Figure taken from (12): Viral load and cell culture infectivity in 25,381 SARS-CoV-2 infections. (A) Viral loads in presymptomatic, asymptomatic, and mildly symptomatic cases (PAMS; red), hospitalized patients (blue), and other subjects (black). (B) Expected first-positive viral load and cell culture isolation probability, colored as in (A). (C) Temporal estimation with lines representing patients, colored as in (A). (D) As in (C), but colored by age.
Assessing the transmissibility and burden of SARS-CoV-2 Variants of Concern;
The future of SARS-CoV-2 will be governed by its ability to escape immunity and cause re-infection. Serious re-infections are of primary concern and no database that matches individual-level genomic, vaccination, and clinical data exists at the global scale. At this point, these studies come either from a small study population or from a few select countries where such datasets exist (Israel, United Kingdom - see Figure) 13 14, but these are usually not accessible to the wider research community. Brazil recently has made openly available vaccination status of severe infections across all municipalities which we plan to integrate with the Global.health platform. (See a detailed description of the dataset here. NB virus genomic data are still not linked in the national database.)
Figure taken from (14): Kaplan–Meier plot showing survival (point estimates and 95% confidence intervals) among individuals tested in the community in England with (B.1.1.7) and without SGTF, in the subset for whom SGTF was measured. The inset shows the full y-axis range.
Exposing health inequities.
How are we able to improve health for all? Or improve equitable distribution of vaccines and access to rapid diagnostic tests? It is now well established that black and hispanic populations in the United States are more vulnerable to infection and death of SARS-CoV-2 15 16. Some countries now routinely report cases, hospitalisations, and deaths broken down by race and ethnicity (the US, Brazil) but many others are lagging behind in their reporting (e.g., Germany, France). Prioritising the delivery of health services to prevent infection in the most vulnerable groups will be a priority to reduce the burden of this and future infectious diseases.

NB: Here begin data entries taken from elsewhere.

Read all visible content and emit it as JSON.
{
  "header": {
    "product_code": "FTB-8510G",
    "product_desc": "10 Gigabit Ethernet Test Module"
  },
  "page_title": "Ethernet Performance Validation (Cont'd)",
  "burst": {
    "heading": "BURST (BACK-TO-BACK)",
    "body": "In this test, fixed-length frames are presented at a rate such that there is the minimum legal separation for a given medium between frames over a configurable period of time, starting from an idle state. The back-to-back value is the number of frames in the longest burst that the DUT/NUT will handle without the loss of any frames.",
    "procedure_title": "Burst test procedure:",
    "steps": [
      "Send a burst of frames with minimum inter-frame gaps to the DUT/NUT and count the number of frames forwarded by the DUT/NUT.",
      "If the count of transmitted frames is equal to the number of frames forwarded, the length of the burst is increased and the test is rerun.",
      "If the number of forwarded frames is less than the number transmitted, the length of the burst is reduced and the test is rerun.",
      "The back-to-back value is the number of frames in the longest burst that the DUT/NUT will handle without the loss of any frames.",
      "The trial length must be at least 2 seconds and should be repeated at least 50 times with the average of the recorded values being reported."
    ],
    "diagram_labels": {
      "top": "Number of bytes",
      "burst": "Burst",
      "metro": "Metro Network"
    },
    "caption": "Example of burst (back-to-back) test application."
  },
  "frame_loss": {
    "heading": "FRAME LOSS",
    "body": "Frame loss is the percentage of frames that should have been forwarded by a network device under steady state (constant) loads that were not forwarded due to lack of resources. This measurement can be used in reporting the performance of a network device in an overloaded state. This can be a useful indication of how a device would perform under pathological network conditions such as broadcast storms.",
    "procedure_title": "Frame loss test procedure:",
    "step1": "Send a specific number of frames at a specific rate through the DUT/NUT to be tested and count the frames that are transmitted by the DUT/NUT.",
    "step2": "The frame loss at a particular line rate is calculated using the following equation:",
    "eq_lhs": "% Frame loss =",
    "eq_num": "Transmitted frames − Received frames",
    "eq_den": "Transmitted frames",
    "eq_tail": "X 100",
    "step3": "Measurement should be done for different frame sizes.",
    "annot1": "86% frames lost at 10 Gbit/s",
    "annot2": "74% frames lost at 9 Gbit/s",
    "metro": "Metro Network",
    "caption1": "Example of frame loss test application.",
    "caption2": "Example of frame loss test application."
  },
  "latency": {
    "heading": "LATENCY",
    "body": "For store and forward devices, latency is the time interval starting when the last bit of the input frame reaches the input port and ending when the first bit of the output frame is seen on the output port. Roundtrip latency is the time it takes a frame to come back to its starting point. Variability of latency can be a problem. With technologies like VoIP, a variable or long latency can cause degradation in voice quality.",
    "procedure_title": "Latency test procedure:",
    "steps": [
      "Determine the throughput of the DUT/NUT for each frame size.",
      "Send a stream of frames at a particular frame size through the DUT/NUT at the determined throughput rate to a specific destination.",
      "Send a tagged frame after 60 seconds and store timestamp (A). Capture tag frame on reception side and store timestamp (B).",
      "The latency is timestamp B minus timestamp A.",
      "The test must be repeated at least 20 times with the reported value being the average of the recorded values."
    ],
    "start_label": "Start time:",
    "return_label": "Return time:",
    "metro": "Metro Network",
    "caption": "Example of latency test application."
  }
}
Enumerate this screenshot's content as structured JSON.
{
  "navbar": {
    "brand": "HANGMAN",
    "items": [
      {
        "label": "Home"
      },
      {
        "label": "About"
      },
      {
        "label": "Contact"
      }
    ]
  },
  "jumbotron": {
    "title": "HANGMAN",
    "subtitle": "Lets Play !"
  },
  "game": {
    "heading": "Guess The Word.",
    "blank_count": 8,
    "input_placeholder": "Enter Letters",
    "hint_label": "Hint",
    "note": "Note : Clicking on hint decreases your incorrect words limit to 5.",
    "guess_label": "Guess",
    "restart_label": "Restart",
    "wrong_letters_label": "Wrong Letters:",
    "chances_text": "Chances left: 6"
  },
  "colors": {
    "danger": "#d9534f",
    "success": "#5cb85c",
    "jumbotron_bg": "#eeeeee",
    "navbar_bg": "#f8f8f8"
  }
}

Figures (A) (B) taken from (16): Individual-level hospitalisation and death risk by age-standardised OR. (A) OR for severe acute respiratory infection (SARI) hospitalisation by race. (B) OR for SARI hospitalisation by income.
Integrated and detailed data are essential to inform both local and global responses to combat the ongoing transmission of SARS-CoV-2, and adapt to future challenges posed to our health systems and populations. Developing an open platform that makes critical data such as these available and actionable for the international public health community is a cornerstone of Global.health’s mission.
These concepts – and possible insights for further health gains – are also applicable to a wide array of pathogens. These far-reaching and life-saving applications – and the supporting technology systems to generate, track, and combine key data in real-time –must be front-and-centre as we prepare for the next epidemic of a known threat, or the next pandemic from a previously unknown source.
David Pigott, Rebecca Katz, & Moritz Kraemer on behalf of the Global.health team.